5 thoughts on “Review comments on papers by the “great and the good””

  1. Here is the key sentence in the Philipona paper:
    “how could westerly
    humid air flows only increase humidity and temperature in
    eastern parts of Europe?”
    I would remind to dr. Philipona that the climate of this planet is equivalent to the state of the ocean, and the climate doesn’t change if the ocean state doesn’t change at the same time.
    If westierlies get stronger, the climate of the cost of Western Europe…oceanic was and oceanic will remain. Instead, the transition zone between an oceanic climate and a continental one will move further inland depending on the intensity of the new westerly regime.
    At the end, small or no change in western area, greater changes inland up to where the ocean heat and moisture can arrive.
    When NAO is in his positive phase, westerlies are stronger and move northward, leaving Iberian peninsula in a drier state.
    Saying that moisture in Eastern Europe has a local origin is not enough, must be proven!
    Furthermore, look at his figure 4, which in his pourpose proves the strong correlation between temperature and IWV changes. If his theory is valid in Central and Northern Europe, Philipona has to explain why in central Med (over Sicily) and, above all, in Northern Africa the correlation disappears.

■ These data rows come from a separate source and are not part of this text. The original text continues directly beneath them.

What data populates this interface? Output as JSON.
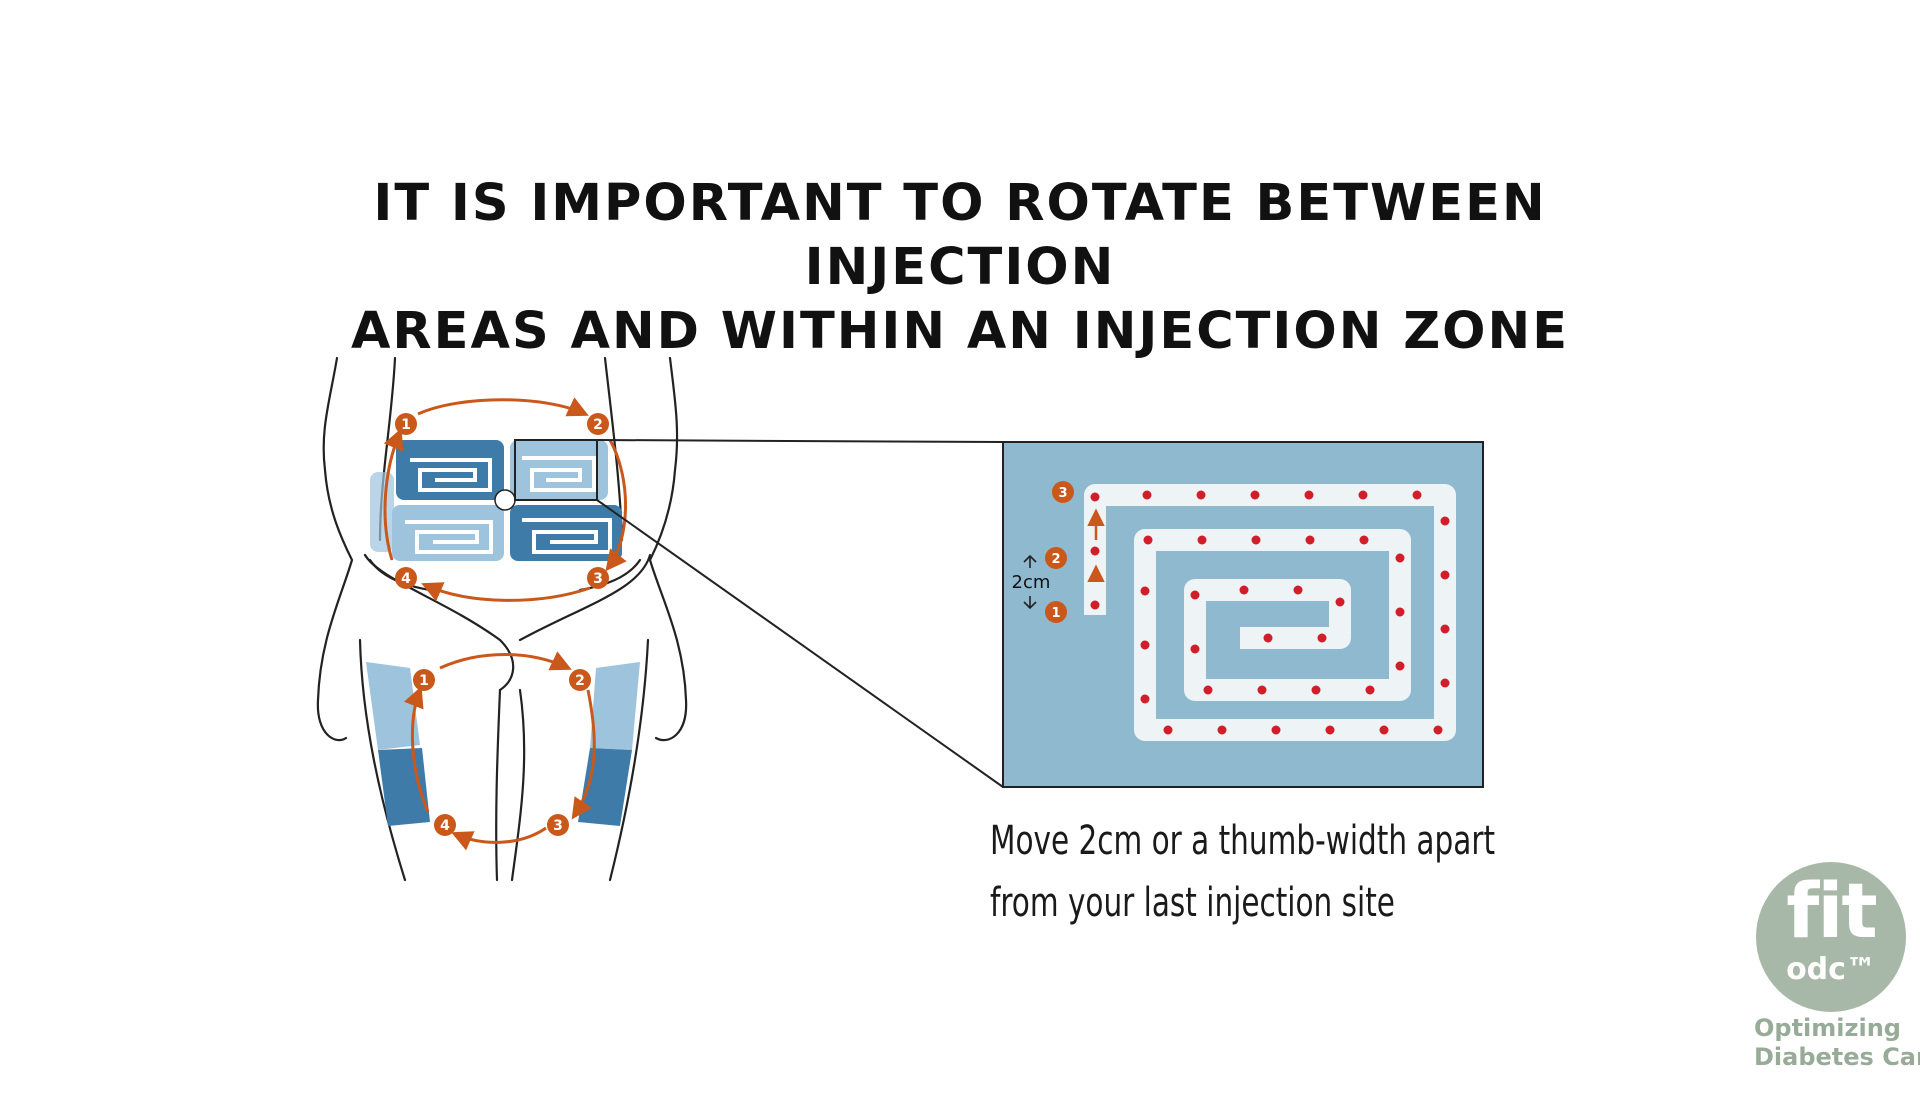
{
  "title": {
    "line1": "It is important to rotate between injection",
    "line2": "areas and within an injection zone"
  },
  "caption": {
    "line1": "Move 2cm or a thumb-width apart",
    "line2": "from your last injection site"
  },
  "diagram": {
    "abdomen_markers": [
      "1",
      "2",
      "3",
      "4"
    ],
    "thigh_markers": [
      "1",
      "2",
      "3",
      "4"
    ],
    "zoom_markers": [
      "3",
      "2",
      "1"
    ],
    "spacing_label": "2cm"
  },
  "logo": {
    "mark": "fit",
    "sub": "odc™",
    "tag_line1": "Optimizing",
    "tag_line2": "Diabetes Care"
  },
  "colors": {
    "marker_orange": "#c9581a",
    "zone_blue_dark": "#3f7ba8",
    "zone_blue_light": "#9dc3dd",
    "zoom_bg": "#8fb9cf",
    "dot_red": "#d01f2a",
    "logo_green": "#a8b8a8"
  }
}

  2. RE: #1 – July 2004, I spent time in both Vienna and Salzburg one week. Vienna was hot and dry, Salzburg reminded me of being in an area with a Monsoon climate in the NH in July. It was the odd combination of Atlantic air and being so far inland that acheived this effect. Striking.

  3. Steve, indeed Europe is fully open to Atlantic winds: no mountain range at the western cost to act as an impediment to the high moisture loaded flow.

  4. Thanks Paolo for those comments which I will keep in mind as I pursue these issues.
    I have found an Abstract for a Philipona 2006 paper which attributes the 2003 heat wave to solar radiation (short wave), contrary to their 2004 paper which covers 2003. In the 2006 paper they still say of course that Euro warming in recent decades is due to greenhouse long wave radiation.
    Curious, this invoking of solar after the IPCC have for 20 years downplayed any solar influence.
    I am reminded of that saying by Sir Walter Scott, the one about weaving tangled webs.
    Click here for abstracts for Philipona 2004, 2005, 2006 papers.

    If anyone has a pdf for the 2006 paper, please email me: sanur2007 AT warwickhughes.com or let me know.
    Thanks.

  5. Warwick,
    a new study, against the paper of Philipona, finds new evidence that it has been the ocean to warm the continents in the last decades and not a local source of moisture.